Note: this three-part series has been posted as a complete white paper here.
The other postings are available here:
Myth 1: Introducing an Integrator Costs More
In Gartner’s “Hype Cycle for IT Infrastructure and Outsourcing Services, 2013”,, Multi-sourcing Service Integration (MSI) or Service Integration and Management (SIAM) is described as sliding into the Trough of Disillusionment. By Gartner’s definitions, that means “because the technology does not live up to its overinflated expectations, it rapidly becomes unfashionable. Media interest wanes, except for a few cautionary tales.” This is often a characteristic of maturing capabilities with relatively low market penetration. To be clear, Gartner’s Hype Cycle curve describes an evolution of service adoption – from initial innovation, to expectations, through disillusionment to enlightenment and productivity. And in fact, they predict that MSI will have passed through this current phase and see mainstream adoption in only 2 to 5 years.
Third myth – Service Integration is just another name for Service Management.
Service Integration is neither Systems Integration nor Service Management. It’s more complicated than that. Let’s look at Gartner’s definition of a Service Integrator:
“A multisourcing service integrator (MSI) is a role undertaken by the client, or a third party contracted by the client organization, to act as its agent to coordinate and integrate service delivery in an environment that uses multiple internal and external service providers to deliver IT and business process services.”
Key words here are “coordinate and integrate”. An orchestrated and fully integrated services platform will enable plug and play of multiple service providers across and within towers. In the UK, where the Government is driving for multiple, relatively lower value contracts of no more than 2 years duration, this is rapidly becoming the reality – constant churn. Such an environment drives the need for greater flexibility than is possible in a more traditional prime/sub environment.
It needs to be much more than just good tools and good contracts. Good tools can bring efficient ticket handling and greater visibility. Good contracts will make contract management easier and can deliver a level of uniformity, but they’ll never be coterminous, and will invariably differ one from another in key areas.
What good tools and good contracts cannot of themselves bring is the requisite level of stability and predictability to deal with changes in provider, technology and organisational demands while delivering consistently high levels of service to users.
What it takes is an operational platform of practice built around shared tasks, shared accountabilities, and, with good tools in place, shared information. It’s about bringing all the service elements together (so it clearly goes beyond just providing a Service Desk, for instance).
Which begs the question: can we more tightly define what an Integrator does? And the top level answer is Cross Functional + Co-ordination + Collaboration + Control.
- Cross-functional: as outlined in the first article in this series, the Integrator professionalises the cross-functional elements that go to make for the smooth delivery of cross-provider and cross-tower services.
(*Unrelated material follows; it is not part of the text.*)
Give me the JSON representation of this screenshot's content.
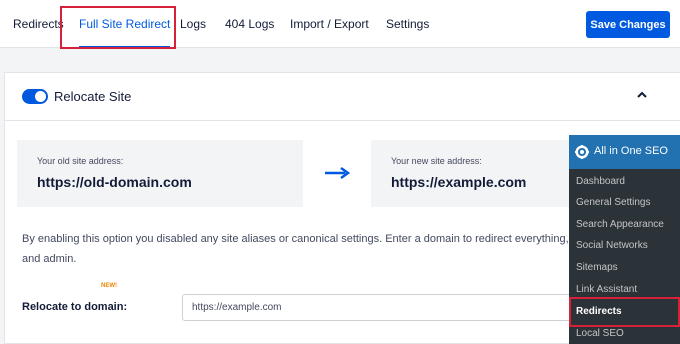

- Co-ordination: ensuring that service elements from multiple sources, be they internal, unique, legacy, delivered by several similar providers or as a service from the Cloud, come together to provide an acceptable business service to users.
- Collaboration: creating a platform of practice underpinned by agreement between the parties to ensure they all work together for the common good, because they see their own advantage in so doing.
- Control: operating this platform on behalf of the client consistently and predictably.
Once again, collaboration stands out as a key element in this way of working. How can such a platform be achieved and sustained given complexities of service sources and the need to be able to cope with change?
There are at least two elements key to creating successful shared accountability: Operating Level Agreements and Shared Service Levels. Both are described in more detail in another of our papers, but here are the points relevant to the present argument.
Operating Level Agreements (OLAs)
OLAs create a bond between service providers that is enforced by the contracts between each service provider and the client. The OLAs are a component of the services each service provider must deliver to the client and are intended to clarify the roles and responsibilities of those providers.
There are three parts to the OLA structure, and the Integrator drives this process development, including development of and changes to the OLA elements. The first consists of the obligations between service providers and client. The other two provide the detail of the OLAs between the service providers.
|Part A Contractual Framework||
|Part B Between Providers||
|Part C Between Components||
Shared Service Levels
In an environment where successful delivery of service to the end user relies on elements from multiple providers, the service level methodology must recognise that success is a joint responsibility.
It is important to note that not all service levels in this approach are shared among service providers. There are three categories of service levels, and only the fully shared category includes a single measurement that affects two or more providers.
A Service Integrator ensures the delivery of consistent and predictable service through developing and sustaining with the service providers an operational platform of practice built around shared tasks, shared accountability, and shared information. With the right contracting platform and relationships in place, the Integrator can greatly improve overall success in meeting the standardisation needs of the enterprise while addressing the bespoke requirements of the individual end customers. This is much more than simply service management.